The Most Unusual Delicacies From Around The World
Have you ever heard of a dish made with fertilized duck eggs or fermented shark? Or maybe you’re familiar with these, but have you tried them? From century eggs to fried tarantulas, there are many unusual delicacies from around the world that can make even the most adventurous eater hesitate. Read ahead and explore some of the most unusual delicacies from different corners of the globe!
Balut – Philippines
Balut is a popular snack in the Philippines, made with fertilized duck eggs that have been boiled for around 20-30 minutes. The result is a partially developed embryo that is eaten straight from the shell. The texture is similar to a hard-boiled egg, but the flavors are more intense and the yolk and embryo provide a unique taste and texture. Balut is often seasoned with salt, vinegar, or chili, and is considered a protein-rich snack. Some say it’s a good aphrodisiac. Others would just rather not see what they’re eating; even those who love the taste often don’t linger on the developing duck and vein-lined yolk!
Hákarl – Iceland
Hákarl is a traditional Icelandic dish made with fermented shark meat. The process of making hákarl involves burying the shark meat underground for several months, then hanging it to dry for several more months. The result is a pungent, ammonia-flavoured meat that is often eaten with a shot of Icelandic schnapps to help cut the strong taste. Fermented shark is readily available in Icelandic stores and may be eaten year-round, but is most often served as part of a þorramatur, a selection of traditional Icelandic food served at the midwinter festival þorrablót. Those trying it for the first time are often advised to pinch their nose, as the smell can make you gag!
Century eggs – China
Century eggs, also known as preserved eggs or thousand-year eggs, are a Chinese delicacy made by preserving duck, chicken, or quail eggs in a mixture of clay, ash, salt, quicklime, and rice straw for several weeks to several months. The process causes the yolk to turn a dark green or black color, while the white becomes gelatinous and translucent. The flavor is described as rich and savory, with a slightly salty taste. It’s commonly eaten with congee, a Chinese rice porridge, along with soy sauce or sesame oil. It may not be understood in western culture, but it’s a very common food in Asia.
Escamoles – Mexico
Escamoles are the edible larvae and pupae of ants that are found in the roots of the agave plant in Mexico. The larvae are harvested before they pupate and due to their delicate, palatable flavor, escamoles are often prepared simply, fried in butter with onion and chili, and then wrapped in corn tortillas and served in tacos. The taste is often compared to cottage cheese or a nutty, buttery flavor. Today, escamol is a trendy item on upscale tasting menus in Mexico City, but the fervor predates the Hispanic era. Before the Spanish landed in present-day Mexico, indigenous people ate escamoles as a source of protein. Aztec emperors dined on the same desert caviar over 800 years ago, and there are ancient tales of feasts with escamoles on the menu to prove it.
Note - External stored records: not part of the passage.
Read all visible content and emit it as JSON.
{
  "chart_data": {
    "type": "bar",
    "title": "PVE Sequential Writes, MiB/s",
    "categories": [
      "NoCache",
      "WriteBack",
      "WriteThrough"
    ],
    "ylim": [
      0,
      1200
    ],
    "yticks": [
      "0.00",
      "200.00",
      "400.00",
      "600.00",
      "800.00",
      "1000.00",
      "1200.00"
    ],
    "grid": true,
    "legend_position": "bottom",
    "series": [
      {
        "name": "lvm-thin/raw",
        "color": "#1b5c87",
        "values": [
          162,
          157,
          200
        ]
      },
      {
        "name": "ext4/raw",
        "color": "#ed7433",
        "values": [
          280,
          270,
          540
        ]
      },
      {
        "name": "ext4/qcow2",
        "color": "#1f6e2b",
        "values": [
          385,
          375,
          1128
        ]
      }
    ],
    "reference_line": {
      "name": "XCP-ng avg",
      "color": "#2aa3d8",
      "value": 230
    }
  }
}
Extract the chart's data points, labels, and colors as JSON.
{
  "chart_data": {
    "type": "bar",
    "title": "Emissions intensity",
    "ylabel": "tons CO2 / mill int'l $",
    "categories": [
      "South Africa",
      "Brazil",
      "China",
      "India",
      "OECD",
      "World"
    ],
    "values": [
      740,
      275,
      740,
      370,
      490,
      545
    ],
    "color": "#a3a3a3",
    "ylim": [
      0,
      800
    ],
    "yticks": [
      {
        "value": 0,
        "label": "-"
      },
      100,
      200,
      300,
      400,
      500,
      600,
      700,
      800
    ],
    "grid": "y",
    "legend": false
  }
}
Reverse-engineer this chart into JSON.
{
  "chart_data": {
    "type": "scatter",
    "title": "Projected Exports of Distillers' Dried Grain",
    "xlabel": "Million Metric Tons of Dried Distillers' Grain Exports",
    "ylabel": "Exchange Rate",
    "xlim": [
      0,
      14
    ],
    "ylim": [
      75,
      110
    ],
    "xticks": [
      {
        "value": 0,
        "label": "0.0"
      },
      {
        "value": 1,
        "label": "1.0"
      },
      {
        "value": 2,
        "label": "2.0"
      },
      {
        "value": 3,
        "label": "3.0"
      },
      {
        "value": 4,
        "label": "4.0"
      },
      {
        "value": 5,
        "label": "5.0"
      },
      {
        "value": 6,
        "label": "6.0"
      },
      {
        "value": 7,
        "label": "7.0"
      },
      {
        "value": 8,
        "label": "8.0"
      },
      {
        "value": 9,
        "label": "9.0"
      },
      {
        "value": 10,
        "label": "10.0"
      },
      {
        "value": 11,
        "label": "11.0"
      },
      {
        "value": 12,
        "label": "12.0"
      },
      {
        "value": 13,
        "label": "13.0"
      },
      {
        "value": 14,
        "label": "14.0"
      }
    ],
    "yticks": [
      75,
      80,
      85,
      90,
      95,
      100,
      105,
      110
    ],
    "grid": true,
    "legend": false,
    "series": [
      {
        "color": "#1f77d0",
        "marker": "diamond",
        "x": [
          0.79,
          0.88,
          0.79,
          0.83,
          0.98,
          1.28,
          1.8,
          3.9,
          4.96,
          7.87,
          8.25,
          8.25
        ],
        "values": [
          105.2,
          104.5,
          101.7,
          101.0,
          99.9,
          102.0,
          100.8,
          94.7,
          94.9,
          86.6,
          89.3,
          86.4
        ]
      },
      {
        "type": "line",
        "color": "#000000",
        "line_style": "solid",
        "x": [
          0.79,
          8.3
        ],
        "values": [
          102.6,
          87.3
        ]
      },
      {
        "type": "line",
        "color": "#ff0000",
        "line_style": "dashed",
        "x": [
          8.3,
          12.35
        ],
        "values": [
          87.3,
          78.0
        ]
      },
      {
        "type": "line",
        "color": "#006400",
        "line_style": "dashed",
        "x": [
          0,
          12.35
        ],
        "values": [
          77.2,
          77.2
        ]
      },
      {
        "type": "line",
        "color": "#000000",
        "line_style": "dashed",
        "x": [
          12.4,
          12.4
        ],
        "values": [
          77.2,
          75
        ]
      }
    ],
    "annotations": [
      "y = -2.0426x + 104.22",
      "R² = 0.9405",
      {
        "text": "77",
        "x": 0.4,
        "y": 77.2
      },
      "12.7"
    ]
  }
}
Fried tarantulas – Cambodia
People with arachnophobia, look away now! Fried tarantulas are a popular snack in Cambodia and are often sold by street vendors. The spiders are bred in holes in the ground in villages north of Skuon, or foraged for in nearby forestland, before being cleaned and seasoned with a mixture of sugar, salt, and garlic, then deep-fried until crispy. The legs and body are said to be crunchy, while the abdomen is soft and creamy. It is not clear how this practice started, but some have suggested that the population might have started eating spiders out of desperation during the years of the Khmer Rouge rule when food was in short supply.
These are just a few examples of the many unusual delicacies from around the world. While some of these dishes may sound bizarre or even unappetizing to some, they are considered to be traditional or even gourmet cuisine in their respective countries. Whether you’re a daring foodie or just curious, trying out these unusual delicacies can be an adventure in itself.